Chizoba Ehiogu, a senior lecturer in the Department of Insurance and Actuarial Science, Imo State University, also highlighted lack of infrastructure, such as feeder roads and proper communication facilities to facilitate the assessment of the losses reported by farmers in order to ensure prompt claims payment, as well as inadequacy of basic data for actuary planning and the estimation of premiums and claims variables.
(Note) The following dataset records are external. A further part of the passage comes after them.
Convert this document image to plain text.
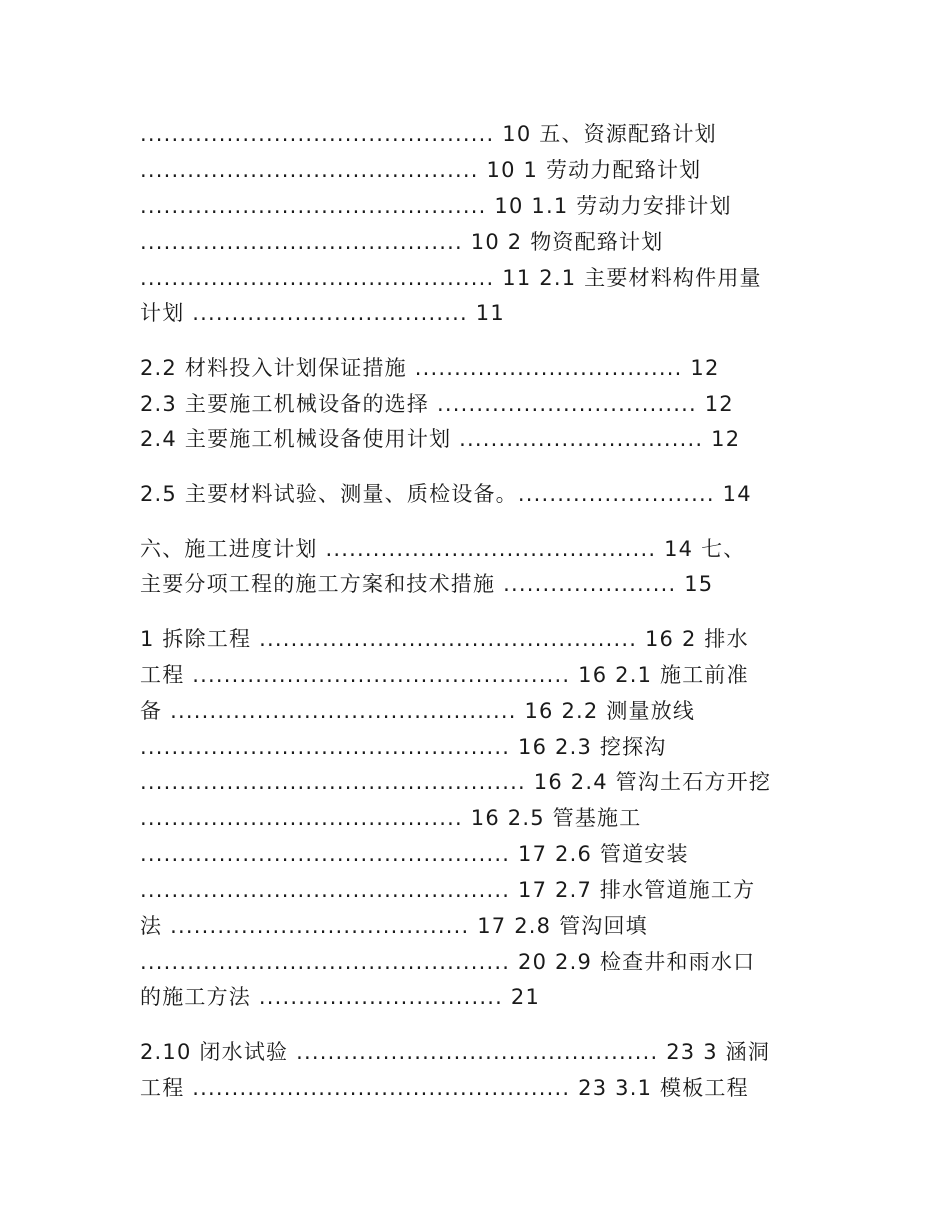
............................................. 10 五、资源配臵计划
........................................... 10 1 劳动力配臵计划
............................................ 10 1.1 劳动力安排计划
......................................... 10 2 物资配臵计划
............................................. 11 2.1 主要材料构件用量
计划 ................................... 11
2.2 材料投入计划保证措施 .................................. 12
2.3 主要施工机械设备的选择 ................................. 12
2.4 主要施工机械设备使用计划 ............................... 12
2.5 主要材料试验、测量、质检设备。......................... 14
六、施工进度计划 .......................................... 14 七、
主要分项工程的施工方案和技术措施 ...................... 15
1 拆除工程 ................................................ 16 2 排水
工程 ................................................ 16 2.1 施工前准
备 ............................................ 16 2.2 测量放线
............................................... 16 2.3 挖探沟
................................................. 16 2.4 管沟土石方开挖
......................................... 16 2.5 管基施工
............................................... 17 2.6 管道安装
............................................... 17 2.7 排水管道施工方
法 ...................................... 17 2.8 管沟回填
............................................... 20 2.9 检查井和雨水口
的施工方法 ............................... 21
2.10 闭水试验 .............................................. 23 3 涵洞
工程 ................................................ 23 3.1 模板工程
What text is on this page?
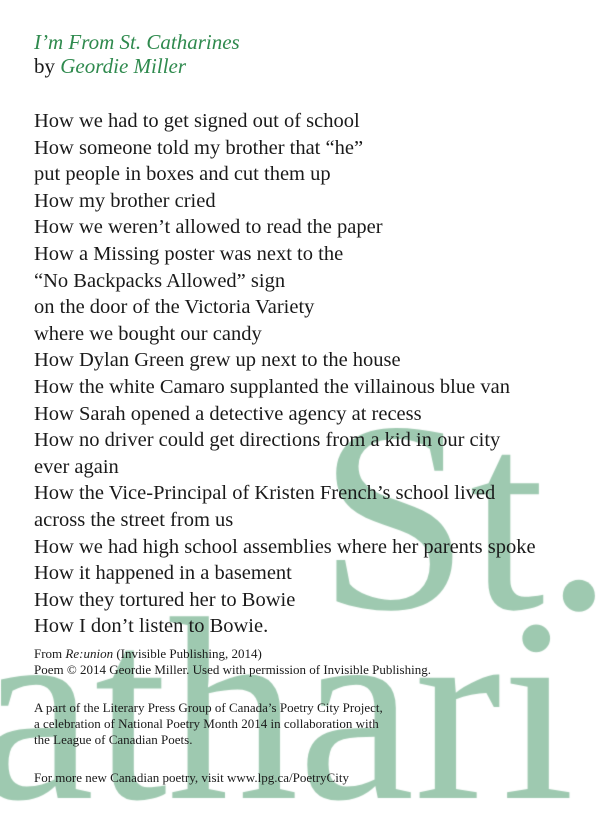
I’m From St. Catharines
by Geordie Miller
How we had to get signed out of school
How someone told my brother that “he”
put people in boxes and cut them up
How my brother cried
How we weren’t allowed to read the paper
How a Missing poster was next to the
“No Backpacks Allowed” sign
on the door of the Victoria Variety
where we bought our candy
How Dylan Green grew up next to the house
How the white Camaro supplanted the villainous blue van
How Sarah opened a detective agency at recess
How no driver could get directions from a kid in our city
ever again
How the Vice-Principal of Kristen French’s school lived
across the street from us
How we had high school assemblies where her parents spoke
How it happened in a basement
How they tortured her to Bowie
How I don’t listen to Bowie.
From Re:union (Invisible Publishing, 2014)
Poem © 2014 Geordie Miller. Used with permission of Invisible Publishing.
A part of the Literary Press Group of Canada’s Poetry City Project,
a celebration of National Poetry Month 2014 in collaboration with
the League of Canadian Poets.
For more new Canadian poetry, visit www.lpg.ca/PoetryCity
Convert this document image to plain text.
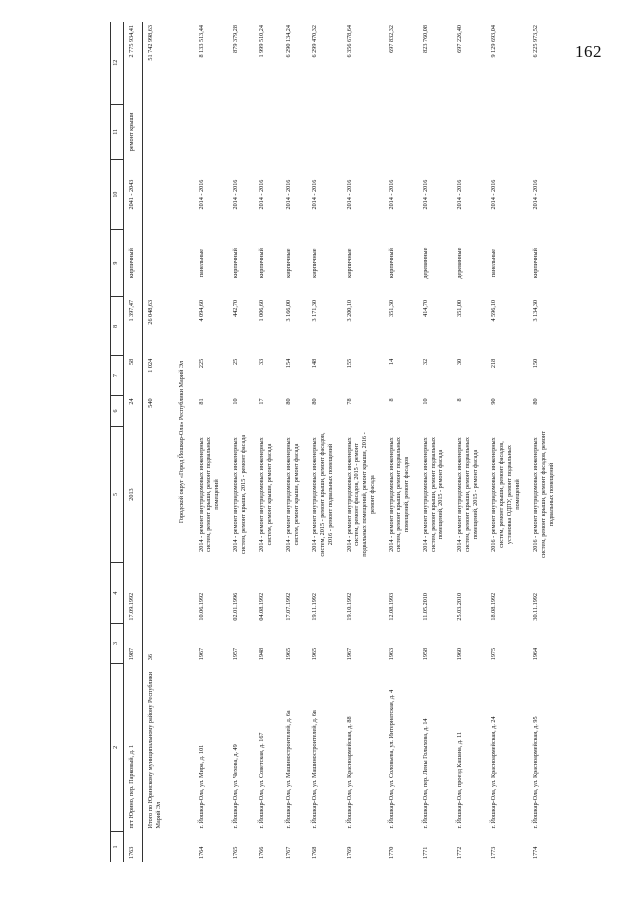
162
1	2	3	4	5	6	7	8	9	10	11	12
1763	пгт Юрино, пер. Парковый, д. 1	1987	17.09.1992	2013	24	58	1 397,47	кирпичный	2041 - 2043	ремонт крыши	2 775 934,41
	Итого по Юринскому муниципальному району Республики Марий Эл	36			540	1 024	26 048,63				51 742 998,63
Городской округ «Город Йошкар-Ола» Республики Марий Эл											
1764	г. Йошкар-Ола, ул. Мира, д. 101	1967	10.06.1992	2014 - ремонт внутридомовых инженерных систем, ремонт крыши, ремонт подвальных помещений	81	225	4 094,60	панельные	2014 - 2016		8 133 513,44
1765	г. Йошкар-Ола, ул. Чехова, д. 49	1957	02.01.1996	2014 - ремонт внутридомовых инженерных систем, ремонт крыши, 2015 - ремонт фасада	10	25	442,70	кирпичный	2014 - 2016		879 379,28
1766	г. Йошкар-Ола, ул. Советская, д. 167	1948	04.08.1992	2014 - ремонт внутридомовых инженерных систем, ремонт крыши, ремонт фасада	17	33	1 006,60	кирпичный	2014 - 2016		1 999 510,24
1767	г. Йошкар-Ола, ул. Машиностроителей, д. 6а	1965	17.07.1992	2014 - ремонт внутридомовых инженерных систем, ремонт крыши, ремонт фасада	80	154	3 166,00	кирпичные	2014 - 2016		6 290 134,24
1768	г. Йошкар-Ола, ул. Машиностроителей, д. 6в	1965	19.11.1992	2014 - ремонт внутридомовых инженерных систем, 2015 - ремонт крыши, ремонт фасадов, 2016 - ремонт подвальных помещений	80	148	3 171,30	кирпичные	2014 - 2016		6 299 470,32
1769	г. Йошкар-Ола, ул. Красноармейская, д. 88	1967	19.10.1992	2014 - ремонт внутридомовых инженерных систем, ремонт фасадов, 2015 - ремонт подвальных помещений, ремонт крыши, 2016 - ремонт фасада	78	155	3 200,10	кирпичные	2014 - 2016		6 356 678,64
1770	г. Йошкар-Ола, ул. Соловьева, ул. Интернатская, д. 4	1963	12.08.1993	2014 - ремонт внутридомовых инженерных систем, ремонт крыши, ремонт подвальных помещений, ремонт фасадов	8	14	351,30	кирпичный	2014 - 2016		697 832,32
1771	г. Йошкар-Ола, пер. Лены Голыхова, д. 14	1958	11.05.2010	2014 - ремонт внутридомовых инженерных систем, ремонт крыши, ремонт подвальных помещений, 2015 - ремонт фасада	10	32	414,70	деревянные	2014 - 2016		823 760,08
1772	г. Йошкар-Ола, проезд Кашана, д. 11	1960	25.03.2010	2014 - ремонт внутридомовых инженерных систем, ремонт крыши, ремонт подвальных помещений, 2015 - ремонт фасада	8	30	351,00	деревянные	2014 - 2016		697 226,40
1773	г. Йошкар-Ола, ул. Красноармейская, д. 24	1975	18.08.1992	2016 - ремонт внутридомовых инженерных систем, ремонт крыши, ремонт фасадов, установка ОДПУ, ремонт подвальных помещений	90	218	4 596,10	панельные	2014 - 2016		9 129 693,04
1774	г. Йошкар-Ола, ул. Красноармейская, д. 95	1964	30.11.1992	2016 - ремонт внутридомовых инженерных систем, ремонт крыши, ремонт фасадов, ремонт подвальных помещений	80	150	3 134,30	кирпичный	2014 - 2016		6 225 973,52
This, she explained, results in the inability to calculate the appropriate equitable premium for the various risks exposures.
Ehiogu said farmers find it difficult to pay up the high start‐up costs some insurers set as financial requirements for the administration of agricultural insurance programmes.
Toward deeper agric insurance penetration
To ensure better performance of the agriculture insurance sector, Ehiogu called for the mainstreaming of agriculture insurance awareness and education policies nationwide with a focus on small-scale farmers and women.
In addition, she enjoined the government and insurers to implement pilot processes that would gradually grow farmers into participation in agriculture insurance.
The insurance and risk management expert also called for consistent inter-stakeholder collaboration to facilitate the exchange of ideas on the development and expansion of agricultural insurance for the benefit of farmers. This, she said, would scale up farmers’ understanding of and trust in agriculture insurance.
“Agriculture insurance service providers should assess the current needs and risks that are relevant to the farmers’ perspective. In addition, they should also build mechanisms to continuously monitor and respond to farmers’ evolving needs,” she said.
Omiji of Anchor Insurance Limited called for the adoption of a public‐private partnership approach in the implementation of agricultural insurance. He advised intermediaries that market and package insurance to innovate and package agricultural insurance products with relevant agricultural inputs, agronomic practices and weather information that will make the insurance product more attractive to the farmers.
He also recommended that the government facilitate an agricultural insurance landscape populated by credible, cost-effective and commercially viable insurers that offer insurance products that are affordable and relevant to the farmers’ demands and expectations.
Agricultural insurance risk underwriters and stakeholders were also encouraged to advocate and support the deployment of ICT platforms such as the use of mobile technology, remote sensing data and automated weather stations for parametric insurance products in the distribution and sales of agricultural insurance products and services to enable all categories of farmers to have access to agricultural insurance wherever they are located in any part of the country.